Sure, it’s a fictional character who has the problem and who is doing the solving, but since those characters were conceived by a fellow human, it means another soul has understood. 

More significantly, our brains don’t much care or know that the other one with the problem isn’t real. Put someone in an MRI scanner, give them a great work of literature, and have them read with care; parts of the brain light up that show the brain experiencing the fictional world in the same way it would if these events were actually happening. 

For these reasons (and more), reading literature with care and attention has been proven to reduce anxiety and depression and to increase empathy. 

Reading allows for perspective taking. We all inhabit a perspective, but we tend to forget that. One great example of our failure to recognize perspective taking is attribution bias, where we look at another person’s actions and judge that person, assuming a bad act means a bad actor.

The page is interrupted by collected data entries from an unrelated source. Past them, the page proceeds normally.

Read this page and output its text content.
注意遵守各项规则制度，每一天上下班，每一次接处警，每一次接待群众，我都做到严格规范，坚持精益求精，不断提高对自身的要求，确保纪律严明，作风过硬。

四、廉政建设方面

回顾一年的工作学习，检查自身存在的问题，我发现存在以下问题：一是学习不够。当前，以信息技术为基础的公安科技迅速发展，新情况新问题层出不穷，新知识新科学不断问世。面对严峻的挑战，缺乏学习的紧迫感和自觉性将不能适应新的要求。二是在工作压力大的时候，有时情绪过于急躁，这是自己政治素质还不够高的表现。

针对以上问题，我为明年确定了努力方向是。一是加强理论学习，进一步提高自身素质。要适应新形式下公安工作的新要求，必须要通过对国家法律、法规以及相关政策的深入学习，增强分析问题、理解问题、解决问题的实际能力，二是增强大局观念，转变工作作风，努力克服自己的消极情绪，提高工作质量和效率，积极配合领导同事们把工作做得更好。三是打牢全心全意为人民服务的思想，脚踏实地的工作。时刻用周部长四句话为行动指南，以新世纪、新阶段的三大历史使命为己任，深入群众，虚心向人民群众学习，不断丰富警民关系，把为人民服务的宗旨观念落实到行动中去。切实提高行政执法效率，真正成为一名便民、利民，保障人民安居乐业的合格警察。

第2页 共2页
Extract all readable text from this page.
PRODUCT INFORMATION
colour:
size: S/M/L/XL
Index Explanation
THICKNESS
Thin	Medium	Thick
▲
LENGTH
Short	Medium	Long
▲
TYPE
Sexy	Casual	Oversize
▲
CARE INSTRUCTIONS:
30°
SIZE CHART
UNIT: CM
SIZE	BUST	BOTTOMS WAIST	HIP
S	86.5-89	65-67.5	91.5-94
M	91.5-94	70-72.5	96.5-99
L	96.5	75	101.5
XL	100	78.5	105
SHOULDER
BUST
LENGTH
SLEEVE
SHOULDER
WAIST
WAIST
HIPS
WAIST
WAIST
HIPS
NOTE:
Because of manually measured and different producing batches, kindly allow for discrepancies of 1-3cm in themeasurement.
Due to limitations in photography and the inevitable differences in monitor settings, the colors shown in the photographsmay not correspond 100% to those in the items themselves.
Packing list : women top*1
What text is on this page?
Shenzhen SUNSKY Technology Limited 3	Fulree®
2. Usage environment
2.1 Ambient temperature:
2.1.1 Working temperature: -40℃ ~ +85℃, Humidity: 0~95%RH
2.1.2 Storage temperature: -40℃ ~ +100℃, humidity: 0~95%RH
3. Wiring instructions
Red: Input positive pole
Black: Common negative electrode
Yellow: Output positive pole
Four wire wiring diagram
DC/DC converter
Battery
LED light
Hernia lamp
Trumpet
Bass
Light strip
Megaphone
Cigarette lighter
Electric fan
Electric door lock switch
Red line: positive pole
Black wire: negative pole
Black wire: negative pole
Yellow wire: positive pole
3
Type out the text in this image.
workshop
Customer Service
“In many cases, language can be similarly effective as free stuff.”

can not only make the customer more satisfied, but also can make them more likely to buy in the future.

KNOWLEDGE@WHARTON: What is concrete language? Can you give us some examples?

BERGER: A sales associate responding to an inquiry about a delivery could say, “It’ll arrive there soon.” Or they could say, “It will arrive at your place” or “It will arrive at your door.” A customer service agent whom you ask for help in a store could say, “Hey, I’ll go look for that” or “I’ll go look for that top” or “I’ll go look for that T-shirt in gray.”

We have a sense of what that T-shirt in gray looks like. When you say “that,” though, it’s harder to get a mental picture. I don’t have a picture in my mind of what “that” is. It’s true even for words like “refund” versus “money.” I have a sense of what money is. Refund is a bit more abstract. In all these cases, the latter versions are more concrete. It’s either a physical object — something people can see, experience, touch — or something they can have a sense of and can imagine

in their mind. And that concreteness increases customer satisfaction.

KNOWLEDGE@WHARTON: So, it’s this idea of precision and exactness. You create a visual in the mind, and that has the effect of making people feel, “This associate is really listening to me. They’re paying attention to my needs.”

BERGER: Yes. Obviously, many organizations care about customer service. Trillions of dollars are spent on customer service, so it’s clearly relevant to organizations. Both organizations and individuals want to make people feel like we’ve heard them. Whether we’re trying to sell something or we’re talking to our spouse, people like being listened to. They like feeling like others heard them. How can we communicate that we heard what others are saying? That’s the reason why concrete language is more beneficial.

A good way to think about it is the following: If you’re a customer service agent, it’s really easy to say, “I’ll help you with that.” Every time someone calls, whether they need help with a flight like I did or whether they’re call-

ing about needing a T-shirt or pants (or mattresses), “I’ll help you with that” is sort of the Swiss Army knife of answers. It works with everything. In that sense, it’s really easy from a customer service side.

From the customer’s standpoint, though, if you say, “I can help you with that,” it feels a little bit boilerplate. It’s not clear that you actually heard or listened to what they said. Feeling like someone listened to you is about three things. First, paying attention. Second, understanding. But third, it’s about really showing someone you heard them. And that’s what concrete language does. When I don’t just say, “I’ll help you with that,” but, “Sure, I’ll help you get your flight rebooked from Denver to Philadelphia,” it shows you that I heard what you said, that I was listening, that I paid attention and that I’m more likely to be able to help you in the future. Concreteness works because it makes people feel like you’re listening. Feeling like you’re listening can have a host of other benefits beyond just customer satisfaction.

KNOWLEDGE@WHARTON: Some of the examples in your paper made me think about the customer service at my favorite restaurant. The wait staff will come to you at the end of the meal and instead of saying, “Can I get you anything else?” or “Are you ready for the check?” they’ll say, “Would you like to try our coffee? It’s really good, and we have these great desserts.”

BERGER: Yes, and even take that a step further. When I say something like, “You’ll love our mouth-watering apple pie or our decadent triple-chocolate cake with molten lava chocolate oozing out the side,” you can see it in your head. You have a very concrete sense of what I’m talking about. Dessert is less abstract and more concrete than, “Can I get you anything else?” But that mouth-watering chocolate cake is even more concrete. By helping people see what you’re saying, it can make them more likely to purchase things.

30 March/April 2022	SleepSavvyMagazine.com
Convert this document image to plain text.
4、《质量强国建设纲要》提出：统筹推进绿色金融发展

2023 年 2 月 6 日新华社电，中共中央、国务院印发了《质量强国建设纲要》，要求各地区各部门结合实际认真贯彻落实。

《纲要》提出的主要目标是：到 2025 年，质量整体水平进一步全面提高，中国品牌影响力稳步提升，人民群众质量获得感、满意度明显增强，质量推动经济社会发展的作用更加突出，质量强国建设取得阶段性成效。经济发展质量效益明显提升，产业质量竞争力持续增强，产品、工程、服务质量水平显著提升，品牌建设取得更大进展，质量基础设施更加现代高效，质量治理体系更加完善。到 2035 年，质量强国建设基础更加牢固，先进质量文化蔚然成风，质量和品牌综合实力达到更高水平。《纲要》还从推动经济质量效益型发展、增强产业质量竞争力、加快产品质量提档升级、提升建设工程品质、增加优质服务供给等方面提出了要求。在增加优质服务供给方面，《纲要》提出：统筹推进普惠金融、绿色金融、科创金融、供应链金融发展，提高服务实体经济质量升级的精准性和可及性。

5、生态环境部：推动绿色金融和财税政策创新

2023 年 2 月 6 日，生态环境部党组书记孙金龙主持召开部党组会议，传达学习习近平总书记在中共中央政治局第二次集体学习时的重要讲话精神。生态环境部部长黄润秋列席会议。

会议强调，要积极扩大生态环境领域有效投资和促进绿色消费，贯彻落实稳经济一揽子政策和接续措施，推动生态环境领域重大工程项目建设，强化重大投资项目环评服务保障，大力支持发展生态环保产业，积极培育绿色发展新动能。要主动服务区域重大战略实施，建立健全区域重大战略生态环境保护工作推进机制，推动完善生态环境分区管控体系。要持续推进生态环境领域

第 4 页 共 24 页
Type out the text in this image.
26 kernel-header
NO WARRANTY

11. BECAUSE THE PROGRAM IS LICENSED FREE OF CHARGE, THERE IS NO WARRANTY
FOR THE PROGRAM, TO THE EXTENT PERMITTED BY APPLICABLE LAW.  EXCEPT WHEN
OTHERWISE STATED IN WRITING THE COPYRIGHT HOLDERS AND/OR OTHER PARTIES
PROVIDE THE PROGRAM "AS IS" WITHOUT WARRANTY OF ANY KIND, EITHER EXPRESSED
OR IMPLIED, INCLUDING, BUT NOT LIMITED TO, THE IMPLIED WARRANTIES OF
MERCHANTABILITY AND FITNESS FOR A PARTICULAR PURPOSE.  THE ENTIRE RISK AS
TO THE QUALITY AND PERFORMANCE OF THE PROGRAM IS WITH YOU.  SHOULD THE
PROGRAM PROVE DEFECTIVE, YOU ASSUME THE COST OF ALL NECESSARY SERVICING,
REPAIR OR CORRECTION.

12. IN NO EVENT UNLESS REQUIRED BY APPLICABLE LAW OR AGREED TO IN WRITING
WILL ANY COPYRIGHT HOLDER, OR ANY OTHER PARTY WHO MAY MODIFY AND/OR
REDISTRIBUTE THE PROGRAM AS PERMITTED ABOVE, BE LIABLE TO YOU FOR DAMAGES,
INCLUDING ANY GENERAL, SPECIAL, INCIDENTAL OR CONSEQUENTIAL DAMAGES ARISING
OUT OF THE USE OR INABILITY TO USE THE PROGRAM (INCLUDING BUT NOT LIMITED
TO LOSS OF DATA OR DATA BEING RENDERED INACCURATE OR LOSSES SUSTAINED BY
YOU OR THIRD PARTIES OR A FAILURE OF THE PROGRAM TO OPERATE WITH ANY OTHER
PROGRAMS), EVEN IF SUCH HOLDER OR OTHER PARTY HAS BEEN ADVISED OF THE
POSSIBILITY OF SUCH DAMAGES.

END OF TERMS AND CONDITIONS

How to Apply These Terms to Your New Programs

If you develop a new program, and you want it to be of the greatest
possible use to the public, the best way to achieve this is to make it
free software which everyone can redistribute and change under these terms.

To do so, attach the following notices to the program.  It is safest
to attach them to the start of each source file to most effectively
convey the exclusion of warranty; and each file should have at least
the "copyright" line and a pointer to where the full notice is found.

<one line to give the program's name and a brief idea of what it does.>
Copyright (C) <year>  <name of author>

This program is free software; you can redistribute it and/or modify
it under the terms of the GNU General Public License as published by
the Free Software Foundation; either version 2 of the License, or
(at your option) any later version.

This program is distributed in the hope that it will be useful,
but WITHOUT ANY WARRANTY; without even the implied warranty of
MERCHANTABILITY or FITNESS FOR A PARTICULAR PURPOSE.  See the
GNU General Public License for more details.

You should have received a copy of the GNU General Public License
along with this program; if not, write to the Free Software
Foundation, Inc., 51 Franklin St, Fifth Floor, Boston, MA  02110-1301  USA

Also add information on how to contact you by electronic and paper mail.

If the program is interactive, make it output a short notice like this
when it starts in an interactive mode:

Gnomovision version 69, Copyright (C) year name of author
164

If we do the same act ourselves, we understand our motivations and tend to see that act as operating in isolation, giving ourselves the break we don’t give to others.

Since anxiety makes us egocentric, being able to engage in perspective taking and to identify with others helps tremendously—because it turns out, in spite of what those seagulls say in Finding Nemo, all of reality is not ”mine, mine, mine, mine.”

The first topic that I’ll investigate and offer a prescription for will be that of choice because, from my own experience and observation, a lot of us feel pretty overwhelmed by choices nowadays.

To quote a great English Renaissance writer, Sir Philip Sidney, literature has the power “to teach and delight.” My selection on the subject of choice has taught and delighted readers (including me) for centuries.